Face au Bal du Moulin de la Galette dans l’exposition “Renoir et l’amour La modernité heureuse (1865-1885)” au musée d’Orsay
© Musée d’Orsay / Allison Bellido Espichan

La prima esposizione, Renoir et l’amour. La modernité heureuse (1865-1885), esplora il tema dell’amore non solo come sentimento, ma come vero e proprio principio artistico. Nei dipinti compaiono coppie, amici, conversazioni, pranzi e scene di vita quotidiana che raccontano una modernità luminosa e ottimista. Renoir osserva la società parigina dei boulevard, dei caffè, dei giardini e delle guinguettes (osterie all’aperto, ndr) con uno sguardo pieno di tenerezza, lontano dal cinismo e dalla malinconia che caratterizzano altri artisti del suo tempo. La mostra invita a rileggere capolavori celebri come La Promenade, Le Déjeuner des canotiers e ancora Face au Bal du Moulin de la Galette, le scene danzanti di Montmartre non come semplici immagini piacevoli, ma come una riflessione profonda sulle relazioni umane e sulla possibilità di trovare armonia nella vita moderna.

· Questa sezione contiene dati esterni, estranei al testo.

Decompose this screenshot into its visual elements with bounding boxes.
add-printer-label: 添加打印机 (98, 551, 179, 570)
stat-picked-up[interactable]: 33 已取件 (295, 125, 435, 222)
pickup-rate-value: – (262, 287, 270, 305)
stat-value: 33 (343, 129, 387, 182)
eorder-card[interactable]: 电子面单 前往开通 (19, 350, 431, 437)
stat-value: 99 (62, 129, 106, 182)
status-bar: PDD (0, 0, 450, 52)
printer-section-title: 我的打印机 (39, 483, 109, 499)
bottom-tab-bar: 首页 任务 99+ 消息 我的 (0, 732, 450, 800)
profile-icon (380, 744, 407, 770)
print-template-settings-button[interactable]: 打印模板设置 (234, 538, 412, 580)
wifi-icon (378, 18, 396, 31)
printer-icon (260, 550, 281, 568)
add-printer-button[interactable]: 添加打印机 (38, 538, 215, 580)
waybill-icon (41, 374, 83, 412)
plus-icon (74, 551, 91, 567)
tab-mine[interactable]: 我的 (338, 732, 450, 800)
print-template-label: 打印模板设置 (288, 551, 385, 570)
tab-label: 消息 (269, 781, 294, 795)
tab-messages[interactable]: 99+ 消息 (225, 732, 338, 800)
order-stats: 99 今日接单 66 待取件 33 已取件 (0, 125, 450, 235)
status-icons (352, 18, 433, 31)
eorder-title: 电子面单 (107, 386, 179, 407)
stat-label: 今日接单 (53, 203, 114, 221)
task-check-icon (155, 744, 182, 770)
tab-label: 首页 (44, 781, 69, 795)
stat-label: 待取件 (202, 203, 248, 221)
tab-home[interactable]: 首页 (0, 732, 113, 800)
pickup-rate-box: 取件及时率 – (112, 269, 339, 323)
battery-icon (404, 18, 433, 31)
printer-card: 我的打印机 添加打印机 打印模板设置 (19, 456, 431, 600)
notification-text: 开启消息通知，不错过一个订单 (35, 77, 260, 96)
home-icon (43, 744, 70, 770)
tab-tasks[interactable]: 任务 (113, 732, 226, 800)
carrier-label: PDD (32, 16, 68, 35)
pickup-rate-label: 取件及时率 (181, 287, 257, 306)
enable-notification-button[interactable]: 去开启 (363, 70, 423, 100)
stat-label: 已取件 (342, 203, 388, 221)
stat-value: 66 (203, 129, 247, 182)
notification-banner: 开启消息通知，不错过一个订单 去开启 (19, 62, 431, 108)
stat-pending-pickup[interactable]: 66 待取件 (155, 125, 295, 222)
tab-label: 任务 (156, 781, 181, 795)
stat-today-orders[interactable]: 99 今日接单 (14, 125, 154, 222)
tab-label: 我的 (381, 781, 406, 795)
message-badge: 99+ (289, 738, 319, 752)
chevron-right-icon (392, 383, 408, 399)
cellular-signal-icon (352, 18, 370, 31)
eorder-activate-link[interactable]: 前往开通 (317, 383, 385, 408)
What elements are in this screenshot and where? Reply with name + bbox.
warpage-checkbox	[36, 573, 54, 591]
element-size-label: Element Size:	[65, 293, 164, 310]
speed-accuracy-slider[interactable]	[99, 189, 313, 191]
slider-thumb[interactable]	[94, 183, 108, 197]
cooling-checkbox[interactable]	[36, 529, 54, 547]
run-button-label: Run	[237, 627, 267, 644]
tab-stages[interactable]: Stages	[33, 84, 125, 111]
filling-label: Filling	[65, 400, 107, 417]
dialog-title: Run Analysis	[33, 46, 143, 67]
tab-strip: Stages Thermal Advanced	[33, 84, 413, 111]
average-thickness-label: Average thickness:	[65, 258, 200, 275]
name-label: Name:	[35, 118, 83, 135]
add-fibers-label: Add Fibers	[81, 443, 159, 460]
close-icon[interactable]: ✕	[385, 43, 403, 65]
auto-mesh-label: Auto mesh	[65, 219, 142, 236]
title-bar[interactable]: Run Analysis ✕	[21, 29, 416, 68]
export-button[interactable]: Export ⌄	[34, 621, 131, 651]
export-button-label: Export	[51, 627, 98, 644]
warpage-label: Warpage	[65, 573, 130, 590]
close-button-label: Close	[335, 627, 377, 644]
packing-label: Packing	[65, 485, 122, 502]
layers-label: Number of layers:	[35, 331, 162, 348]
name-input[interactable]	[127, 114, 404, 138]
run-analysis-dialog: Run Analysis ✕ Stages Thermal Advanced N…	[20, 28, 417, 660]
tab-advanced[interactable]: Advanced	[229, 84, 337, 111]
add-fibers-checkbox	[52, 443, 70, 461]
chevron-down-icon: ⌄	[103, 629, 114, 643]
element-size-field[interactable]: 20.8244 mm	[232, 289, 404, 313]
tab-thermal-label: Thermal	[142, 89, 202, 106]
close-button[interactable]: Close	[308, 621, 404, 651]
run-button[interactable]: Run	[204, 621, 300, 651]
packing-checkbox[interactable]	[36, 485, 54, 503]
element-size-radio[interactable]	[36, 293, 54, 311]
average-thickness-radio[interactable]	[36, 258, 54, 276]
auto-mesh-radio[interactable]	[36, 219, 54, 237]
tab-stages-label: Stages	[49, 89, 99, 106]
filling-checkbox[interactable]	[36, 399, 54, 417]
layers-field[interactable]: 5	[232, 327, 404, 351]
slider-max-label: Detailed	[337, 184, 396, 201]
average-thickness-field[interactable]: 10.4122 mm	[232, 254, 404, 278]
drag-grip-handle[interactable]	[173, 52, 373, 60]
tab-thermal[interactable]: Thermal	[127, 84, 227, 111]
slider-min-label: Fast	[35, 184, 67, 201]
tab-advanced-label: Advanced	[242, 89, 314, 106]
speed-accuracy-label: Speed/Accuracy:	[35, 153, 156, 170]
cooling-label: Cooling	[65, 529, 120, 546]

Pierre-Auguste Renoir (1841-1919)
La Promenade, 1870
© Image courtesy of the J. Paul Getty Museum

Accanto a questa esposizione, Renoir dessinateur rivela un lato meno conosciuto dell’artista. Per la prima volta una grande mostra è interamente dedicata ai suoi disegni, schizzi, pastelli e opere su carta. Il percorso dimostra quanto il disegno fosse centrale nel suo processo creativo, soprattutto dagli anni Ottanta dell’Ottocento, quando Renoir attraversò una fase di crisi e iniziò ad allontanarsi dall’impressionismo per ricercare una maggiore solidità delle forme.

Osservando questi fogli preparatori si scopre un artista rigoroso e instancabile, molto diverso dall’immagine di pittore spontaneo e immediato che spesso gli viene attribuita.

Dietro la leggerezza dei colori emerge infatti uno studio continuo del corpo umano, della linea e dell’equilibrio compositivo. Visitare entrambe le mostre insieme permette di comprendere come, per Renoir, amore e disegno fossero inseparabili: da una parte la capacità di cogliere la bellezza delle relazioni umane, dall’altra il lavoro paziente necessario per trasformarla in arte. Il risultato è il ritratto di un artista sorprendentemente moderno, che continua a parlare di gioia, incontri, relazioni libere e non convenzionali e desiderio di vivere con una forza che va ben oltre ogni stereotipo impressionista.